Итак, пандемия 1957–1958 годов повлияла на экономику гораздо меньше, чем пандемия 2020 года. Но перенести это на политику не получится. В 1958 году республиканцы получили одну из сильнейших выволочек за всю историю промежуточных выборов, потеряв 13 мест в Сенате и 48 мест в Палате представителей, причем разница в голосах избирателей составила 13 %. Однако пандемия, скорее всего, сыграла в этом роль второстепенной переменной. Подводя итоги выборов, газета New York Times даже не упомянула об азиатском гриппе[793]. Почти не приходится сомневаться в том, что вопросы обеспечения национальной безопасности тревожили страну намного сильнее. В предыдущем году СССР успешно запустил спутник, отчего американцы, полагавшие, что с точки зрения технологий их страна превосходит всех и в холодной войне, и в космической гонке, впали в панику. На Кубе шла яростная гражданская война (еще несколько месяцев — и Фидель Кастро будет торжествовать победу); а в Ираке в июле свергли короля Фейсала II, и в результате в 1963 году власть в стране захватят сторонники партии «Баас». В качестве ответной меры в Ливан направили американских солдат.

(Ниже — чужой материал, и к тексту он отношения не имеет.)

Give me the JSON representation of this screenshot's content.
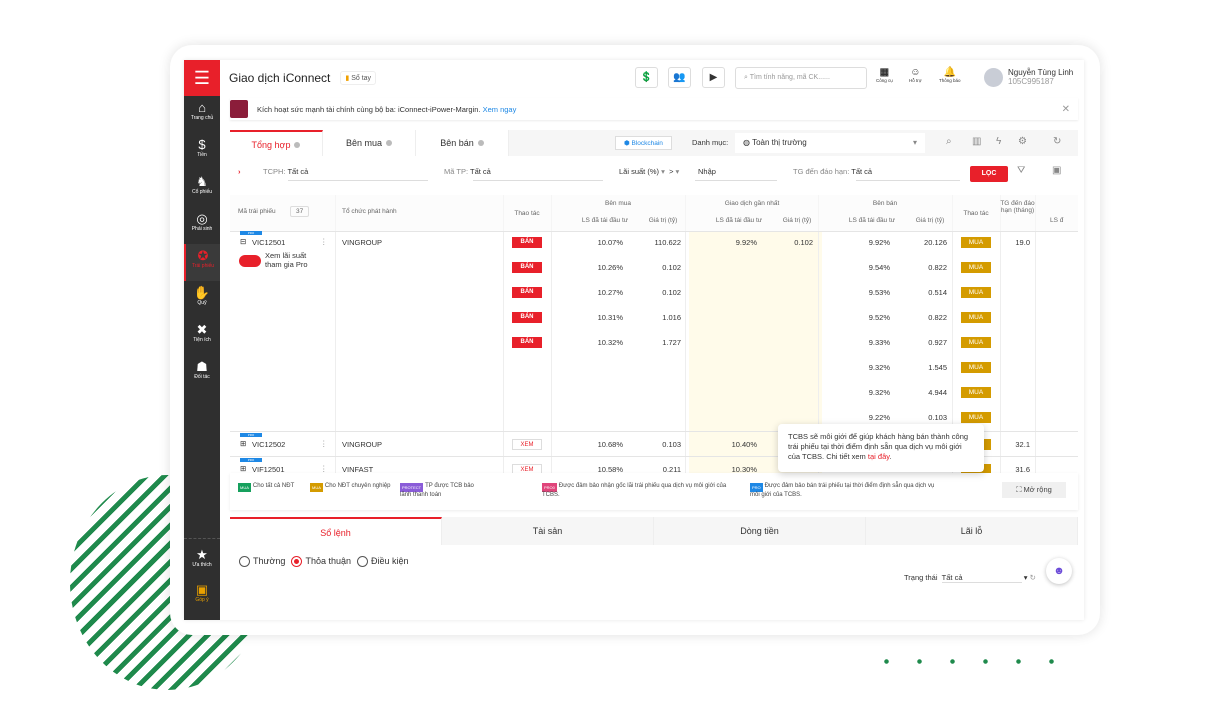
{
  "header": {
    "title": "Giao dịch iConnect",
    "notebook": "Sổ tay",
    "search_placeholder": "Tìm tính năng, mã CK......",
    "tools": [
      {
        "label": "Công cụ",
        "icon": "calendar-icon"
      },
      {
        "label": "Hỗ trợ",
        "icon": "support-icon"
      },
      {
        "label": "Thông báo",
        "icon": "bell-icon"
      }
    ],
    "user_name": "Nguyễn Tùng Linh",
    "user_id": "105C995187"
  },
  "sidebar": {
    "items": [
      {
        "label": "Trang chủ",
        "icon": "⌂"
      },
      {
        "label": "Tiền",
        "icon": "$"
      },
      {
        "label": "Cổ phiếu",
        "icon": "♞"
      },
      {
        "label": "Phái sinh",
        "icon": "◎"
      },
      {
        "label": "Trái phiếu",
        "icon": "✪",
        "active": true
      },
      {
        "label": "Quỹ",
        "icon": "✋"
      },
      {
        "label": "Tiện ích",
        "icon": "✖"
      },
      {
        "label": "Đối tác",
        "icon": "☗"
      }
    ],
    "favorites": "Ưa thích",
    "feedback": "Góp ý"
  },
  "banner": {
    "text": "Kích hoạt sức mạnh tài chính cùng bộ ba: iConnect-iPower-Margin.",
    "link": "Xem ngay"
  },
  "tabs": [
    "Tổng hợp",
    "Bên mua",
    "Bên bán"
  ],
  "blockchain": "Blockchain",
  "category_label": "Danh mục:",
  "category_value": "Toàn thị trường",
  "filters": {
    "tcph_label": "TCPH:",
    "tcph_value": "Tất cả",
    "matp_label": "Mã TP:",
    "matp_value": "Tất cả",
    "rate_label": "Lãi suất (%)",
    "op": ">",
    "rate_placeholder": "Nhập",
    "maturity_label": "TG đến đáo hạn:",
    "maturity_value": "Tất cả",
    "filter_button": "LỌC"
  },
  "table": {
    "headers": {
      "code": "Mã trái phiếu",
      "count": "37",
      "issuer": "Tổ chức phát hành",
      "action": "Thao tác",
      "buy": "Bên mua",
      "last": "Giao dịch gần nhất",
      "sell": "Bên bán",
      "rate": "LS đã tái đầu tư",
      "value": "Giá trị (tỷ)",
      "maturity": "TG đến đáo hạn (tháng)",
      "rate_short": "LS đ"
    },
    "buy_label": "BÁN",
    "sell_label": "MUA",
    "view_label": "XEM",
    "pro": "PRO",
    "toggle_label": "Xem lãi suất tham gia Pro",
    "group1": {
      "code": "VIC12501",
      "issuer": "VINGROUP",
      "last_rate": "9.92%",
      "last_value": "0.102",
      "maturity": "19.0",
      "buy": [
        [
          "10.07%",
          "110.622"
        ],
        [
          "10.26%",
          "0.102"
        ],
        [
          "10.27%",
          "0.102"
        ],
        [
          "10.31%",
          "1.016"
        ],
        [
          "10.32%",
          "1.727"
        ]
      ],
      "sell": [
        [
          "9.92%",
          "20.126"
        ],
        [
          "9.54%",
          "0.822"
        ],
        [
          "9.53%",
          "0.514"
        ],
        [
          "9.52%",
          "0.822"
        ],
        [
          "9.33%",
          "0.927"
        ],
        [
          "9.32%",
          "1.545"
        ],
        [
          "9.32%",
          "4.944"
        ],
        [
          "9.22%",
          "0.103"
        ]
      ]
    },
    "rows": [
      {
        "code": "VIC12502",
        "issuer": "VINGROUP",
        "buy_rate": "10.68%",
        "buy_value": "0.103",
        "last_rate": "10.40%",
        "maturity": "32.1"
      },
      {
        "code": "VIF12501",
        "issuer": "VINFAST",
        "buy_rate": "10.58%",
        "buy_value": "0.211",
        "last_rate": "10.30%",
        "maturity": "31.6"
      }
    ]
  },
  "tooltip": {
    "text": "TCBS sẽ môi giới để giúp khách hàng bán thành công trái phiếu tại thời điểm định sẵn qua dịch vụ môi giới của TCBS. Chi tiết xem",
    "link": "tại đây",
    "end": "."
  },
  "legend": [
    {
      "tag": "MUA",
      "color": "#16a05d",
      "text": "Cho tất cả NĐT"
    },
    {
      "tag": "MUA",
      "color": "#d49b00",
      "text": "Cho NĐT chuyên nghiệp"
    },
    {
      "tag": "PROTECT",
      "color": "#8a5cd8",
      "text": "TP được TCB bảo lãnh thanh toán"
    },
    {
      "tag": "PRO0",
      "color": "#e0457b",
      "text": "Được đảm bảo nhận gốc lãi trái phiếu qua dịch vụ môi giới của TCBS."
    },
    {
      "tag": "PRO",
      "color": "#1e88e5",
      "text": "Được đảm bảo bán trái phiếu tại thời điểm định sẵn qua dịch vụ môi giới của TCBS."
    }
  ],
  "expand": "Mở rộng",
  "bottom_tabs": [
    "Sổ lệnh",
    "Tài sản",
    "Dòng tiền",
    "Lãi lỗ"
  ],
  "order_types": [
    {
      "label": "Thường",
      "checked": false
    },
    {
      "label": "Thỏa thuận",
      "checked": true
    },
    {
      "label": "Điều kiện",
      "checked": false
    }
  ],
  "status_label": "Trạng thái",
  "status_value": "Tất cả",
  "colors": {
    "accent": "#e8202a",
    "buy": "#d49b00",
    "sidebar": "#2f2f2f"
  }
}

Мы видим, что пандемию азиатского гриппа нельзя рассматривать в отрыве от ее геополитического контекста. Морису Хиллеману очень повезло, например, что к 1957 году американские Центры по контролю и профилактике заболеваний стали главным звеном в международной сети организаций общественного здравоохранения. Сама сеть появилась в начале 1900-х годов, когда было учреждено Панамериканское санитарное бюро (1902), а в Париже открыли Международное бюро общественной гигиены (1907), но действительно глобальной она стала только после Первой мировой войны. В декабре 1920 года Ассамблея Лиги Наций одобрила резолюцию о создании Эпидемиологического комитета, и его возглавил Людвик Райхман, польский бактериолог, который боролся с сыпным тифом, распространявшимся дальше на восток, столь же успешно, как его военный коллега Юзеф Пилсудский — с большевизмом, идущим на запад. Служба санитарно-эпидемиологической разведки, созданная в 1921 году, стала центром организации Райхмана. Уже в следующем году она начала выпускать различные периодические отчеты. До 1923 года Эпидемиологический комитет значился как «временный», с 1923 по 1928 год был «постоянным», а потом его переименовали в Организацию здравоохранения Лиги Наций (League of Nations Health Organization, LNHO), хотя на деле он во многом полагался на финансы Фонда Рокфеллера. В 1925 году в Сингапуре открылось Дальневосточное бюро (или просто Восточное бюро). Оно издавало два стандартных еженедельных бюллетеня: один рассылали по почте, а другой передавали по радио. К 1930-м годам сеть LNHO охватывала сорок пять стран и две трети населения мира.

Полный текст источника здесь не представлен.